Adu mulut itu makin sengit. Tidak ada yang mau kalah dari mereka. Dan staff restoran yang berlalu lalang mulai menaruh perhatian pada ruang vip itu.
"Aaa, Bayu. Jadi, kamu nggak ada niat untuk mengajukan lamaran lagi ke aku? Waktu itu kamu sampai ngemis-ngemis, lho."
"Aku nggak suka harga diriku diinjak-injak. Bahkan oleh orang yang aku sukai sekalipun. Kita sudahi saja pertemuan ini. Kalau kamu seperti itu terus, pembicaraan nggak akan lancar."
"Kamu selalu seperti itu, Bayu. Nggak pernah mau ngertiin perasaan orang lain. Dasar gila kerja! Perfeksionis! Nggak tahu mana yang harus diprioritaskan!"
"Salsa! Cukup dramanya!
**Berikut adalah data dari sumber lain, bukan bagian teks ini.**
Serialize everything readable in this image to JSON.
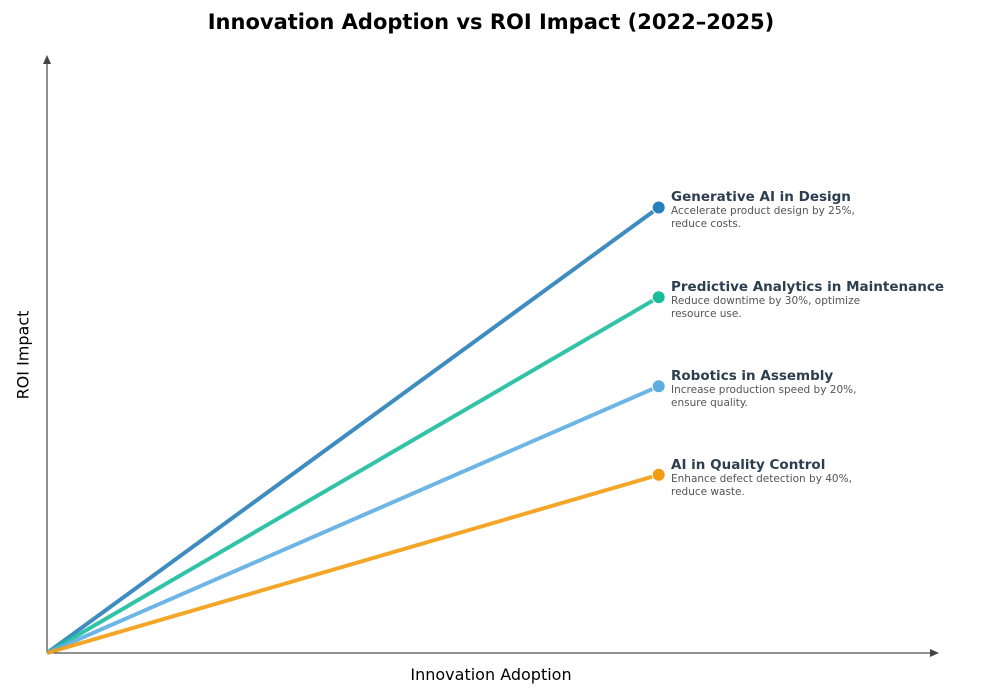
{
  "chart_data": {
    "type": "line",
    "title": "Innovation Adoption vs ROI Impact (2022–2025)",
    "xlabel": "Innovation Adoption",
    "ylabel": "ROI Impact",
    "xlim": [
      0,
      10
    ],
    "ylim": [
      0,
      10
    ],
    "grid": false,
    "ticks": false,
    "series": [
      {
        "name": "Generative AI in Design",
        "description": "Accelerate product design by 25%, reduce costs.",
        "color": "#2980b9",
        "x": [
          0,
          6.85
        ],
        "y": [
          0,
          7.45
        ]
      },
      {
        "name": "Predictive Analytics in Maintenance",
        "description": "Reduce downtime by 30%, optimize resource use.",
        "color": "#1abc9c",
        "x": [
          0,
          6.85
        ],
        "y": [
          0,
          5.95
        ]
      },
      {
        "name": "Robotics in Assembly",
        "description": "Increase production speed by 20%, ensure quality.",
        "color": "#5dade2",
        "x": [
          0,
          6.85
        ],
        "y": [
          0,
          4.46
        ]
      },
      {
        "name": "AI in Quality Control",
        "description": "Enhance defect detection by 40%, reduce waste.",
        "color": "#f39c12",
        "x": [
          0,
          6.85
        ],
        "y": [
          0,
          2.98
        ]
      }
    ]
  }
}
Aku nggak mau melontarkan kata-kata yang akan menyakiti kamu kalau aku ucapkan dalam keadaan marah seperti ini."
"Ucapin aja! Kamu emang hobi marah, kan? Cepat, aku tungguin."
"Lha, kok jadi gini. Wong cuma perkara nggak ngomong karena nggak bisa ikut dinner bareng doang. Aduh..., salah tempat, deh, aku kayaknya," batin Ica mengasihani nasibnya.
"Ayo Raisa, kita pulang." Bayu menarik tangan Ica tiba-tiba.
"Tapi, Pak...," keluh Ica yang kebingungan
"Sudah, ikuti saja! Please!" Pandai sekali ia berkata seperti itu kalau sudah ada keuntungannya di dirinya, pikir Ica.
"Jangan pengecut kamu, Bayu. Cepat ucapkan!" Caca rupanya belum puas meluapkan kemarahannya.
"Sekarang aku bersyukur karena kamu sudah menolak lamaran itu meskipun aku sudah mengemis-ngemisnya. Ternyata Allah udah nunjukin mana yang baik buat aku. Allah juga udah tunjukkan siapa kamu, sifat kamu. Jalankan saja bisnis ini sendirian! Aku udah nggak butuh! Biarlah aku relakan semua modal yang kutaruh. Aku juga nggak tahan bicara berdua sama orang yang udah menolak aku mentah-mentah. Jangan pernah tunjukkan wajah kamu lagi di depanku," ungkap Bayu penuh ketegasan. Tangannya yang menggenggam tangan Ica menjadi erat. Ica berusaha menahan rintihannya karena merasakan sakitnya.
"Siapa yang baik untuk kamu? Siapa wanita yang baik yang udah Allah tunjukkan ke kamu? Siapa? Apa wanita ini?" Caca menatap jijik ke arah Ica. Menatap tangan Bayu yang sudah menggenggam Ica, itu yang menjadi pemicunya berbicara begitu.
"Kalau memang iya, kenapa? Lagian, sudah tidak ada lagi urusannya sama kamu, Salsa." Bayu segera meninggalkan ruangan vip itu dengan kesal.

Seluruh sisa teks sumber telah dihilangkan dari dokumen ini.